There is a book called “The Worst Journey in the World,” by Apsley Cherry-Gerrard. He was a member of Scott’s doomed last expedition to the Antarctic, and he was the survivor who found the frozen bodies of Scott and his two companions a few miles from the depot that would have saved their lives.
But the “worst journey” described in the title is not Scott’s; it is a winter journey undertaken during the Antarctic night by Cherry-Gerrard and two others. Their objective was to bring back the rare eggs of the emperor penguin.
Now why would I mention all this in a review of a movie named “Deliverance”? Maybe because there is a lesson to be learned here somewhere.
Cherry-Gerrard and his friends suffered unspeakable physical and mental punishment during their journey. Their ordeal had a scientific rationale; the emperor penguin is one of the most backward of birds, and its eggs might hold clues to the evolution of our species. What Cherry-Gerrard discovered on his journey, however, is that it was quite possibly not worth it.
He did somehow survive and lived to a healthy age — but as a melancholy, withdrawn, brooding old man whose spirit had been permanently altered by the test he put it to. If there is a worst journey in the world, Cherry-Gerrard was there and took it and knew what it was like.
James Dickey‘s “Deliverance” also is the story of a “worst journey.” Four city slickers from Atlanta decide to take a canoe trip down a river that will soon be flooded out to make a lake.
One of the four is big on the old machismo. The other three, to various degrees, are unsuited to make the journey. Before their trip is over, one of them is dead, one has been raped by a demented hillbilly and the other two have each killed a hillbilly with a bow and arrow.
Dickey, who wrote the original novel and the screenplay, lards this plot with a lot of significance — universal, local, whatever happens to be on the market. He is clearly under the impression that he is telling us something about the nature of man, and particularly civilized man’s ability to survive primitive challenges (“Survival,” the macho Burt Reynolds character tells us, “is the name of the game”)
But I don’t think it works that way. The movie is admittedly effective on the level of simple adventure. Director John Boorman and his cameraman, Vilmos Zsigmond, get some tremendously good (and unfaked) footage of the foursome shooting some fairly hairy rapids.
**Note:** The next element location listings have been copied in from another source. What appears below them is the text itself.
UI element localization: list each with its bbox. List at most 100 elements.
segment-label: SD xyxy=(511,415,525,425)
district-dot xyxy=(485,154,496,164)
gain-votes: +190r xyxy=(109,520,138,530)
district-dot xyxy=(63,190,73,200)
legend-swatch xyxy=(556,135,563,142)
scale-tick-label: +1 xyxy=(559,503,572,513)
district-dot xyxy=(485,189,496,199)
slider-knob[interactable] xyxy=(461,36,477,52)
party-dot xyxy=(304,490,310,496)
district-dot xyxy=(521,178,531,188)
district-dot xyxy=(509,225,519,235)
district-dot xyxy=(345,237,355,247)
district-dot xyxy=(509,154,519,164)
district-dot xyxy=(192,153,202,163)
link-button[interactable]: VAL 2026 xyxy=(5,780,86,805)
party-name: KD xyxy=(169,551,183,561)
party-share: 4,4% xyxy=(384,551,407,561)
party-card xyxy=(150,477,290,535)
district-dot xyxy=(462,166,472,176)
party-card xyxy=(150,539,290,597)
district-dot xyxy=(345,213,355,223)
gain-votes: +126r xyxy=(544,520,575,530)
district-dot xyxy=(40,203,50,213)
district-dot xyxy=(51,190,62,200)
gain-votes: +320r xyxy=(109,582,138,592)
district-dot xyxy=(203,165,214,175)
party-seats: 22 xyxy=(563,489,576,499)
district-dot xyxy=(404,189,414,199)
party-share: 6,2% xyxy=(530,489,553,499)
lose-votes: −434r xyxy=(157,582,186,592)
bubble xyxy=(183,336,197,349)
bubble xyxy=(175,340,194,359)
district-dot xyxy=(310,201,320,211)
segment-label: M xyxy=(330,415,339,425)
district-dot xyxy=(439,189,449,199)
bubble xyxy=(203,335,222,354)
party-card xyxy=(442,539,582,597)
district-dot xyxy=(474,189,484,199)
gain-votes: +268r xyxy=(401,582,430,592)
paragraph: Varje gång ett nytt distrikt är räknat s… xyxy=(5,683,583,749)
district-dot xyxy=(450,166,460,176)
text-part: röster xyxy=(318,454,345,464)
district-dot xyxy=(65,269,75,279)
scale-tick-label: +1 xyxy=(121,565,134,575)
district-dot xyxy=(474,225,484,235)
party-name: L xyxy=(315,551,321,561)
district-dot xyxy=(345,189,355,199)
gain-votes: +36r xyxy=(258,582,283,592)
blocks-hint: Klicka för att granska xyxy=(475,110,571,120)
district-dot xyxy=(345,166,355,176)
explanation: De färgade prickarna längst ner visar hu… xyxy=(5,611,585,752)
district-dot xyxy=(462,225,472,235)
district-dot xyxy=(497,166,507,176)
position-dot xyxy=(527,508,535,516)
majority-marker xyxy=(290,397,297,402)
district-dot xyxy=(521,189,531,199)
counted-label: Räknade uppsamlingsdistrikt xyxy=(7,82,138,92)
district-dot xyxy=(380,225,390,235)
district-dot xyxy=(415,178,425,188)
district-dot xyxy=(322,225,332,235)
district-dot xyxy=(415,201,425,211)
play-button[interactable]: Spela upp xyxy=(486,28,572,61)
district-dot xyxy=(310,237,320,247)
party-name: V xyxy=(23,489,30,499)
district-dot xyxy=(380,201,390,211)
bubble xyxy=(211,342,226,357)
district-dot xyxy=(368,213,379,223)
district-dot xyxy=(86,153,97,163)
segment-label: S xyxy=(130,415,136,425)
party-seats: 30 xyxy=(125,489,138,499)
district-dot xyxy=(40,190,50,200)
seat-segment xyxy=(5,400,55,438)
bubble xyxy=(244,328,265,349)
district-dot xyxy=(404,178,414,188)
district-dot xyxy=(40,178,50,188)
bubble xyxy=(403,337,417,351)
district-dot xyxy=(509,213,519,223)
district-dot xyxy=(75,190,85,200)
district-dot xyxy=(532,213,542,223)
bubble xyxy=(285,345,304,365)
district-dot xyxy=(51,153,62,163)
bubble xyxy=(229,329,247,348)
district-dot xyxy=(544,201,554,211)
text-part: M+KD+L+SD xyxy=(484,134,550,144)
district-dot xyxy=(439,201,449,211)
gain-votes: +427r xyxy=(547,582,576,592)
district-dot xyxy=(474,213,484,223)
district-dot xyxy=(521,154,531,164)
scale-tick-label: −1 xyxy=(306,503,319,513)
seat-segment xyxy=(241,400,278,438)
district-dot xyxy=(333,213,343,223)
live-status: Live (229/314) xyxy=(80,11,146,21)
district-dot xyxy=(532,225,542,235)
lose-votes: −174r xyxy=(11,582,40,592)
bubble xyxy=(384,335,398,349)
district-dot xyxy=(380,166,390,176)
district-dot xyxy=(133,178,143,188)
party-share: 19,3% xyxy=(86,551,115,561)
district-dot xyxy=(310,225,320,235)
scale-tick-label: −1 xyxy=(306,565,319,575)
The scenes of violence and rape also work, it must be admitted, although in a disgusting way. The appeal to latent sadism is so crudely made that the audience is embarrassed.
As sometimes happens, however, the performances have a validity that transcends the film; Jon Voight, Burt Reynolds and, indeed, all the members of the cast are finely tuned and very good.
What the movie totally fails at, however, is its attempt to make some kind of significant statement about its action. For all of his 6 feet 4 inches and prowess with a bow and arrow, what James Dickey has given us here is a fantasy about violence, not a realistic consideration of it.
The adventures that occur in the film belong in Freudian dreams, and many of the exploits (particularly Voight’s scaling of a cliff) are so incredible that we are back in a James Bond universe.
It’s possible to consider civilized men in a confrontation with the wilderness without throwing in rapes, cowboy-and-Indian stunts and pure exploitative sensationalism. That’s why I was reminded of “The Worst Journey in the World,” I suppose. It makes Dickey’s odyssey seem absolutely adolescent.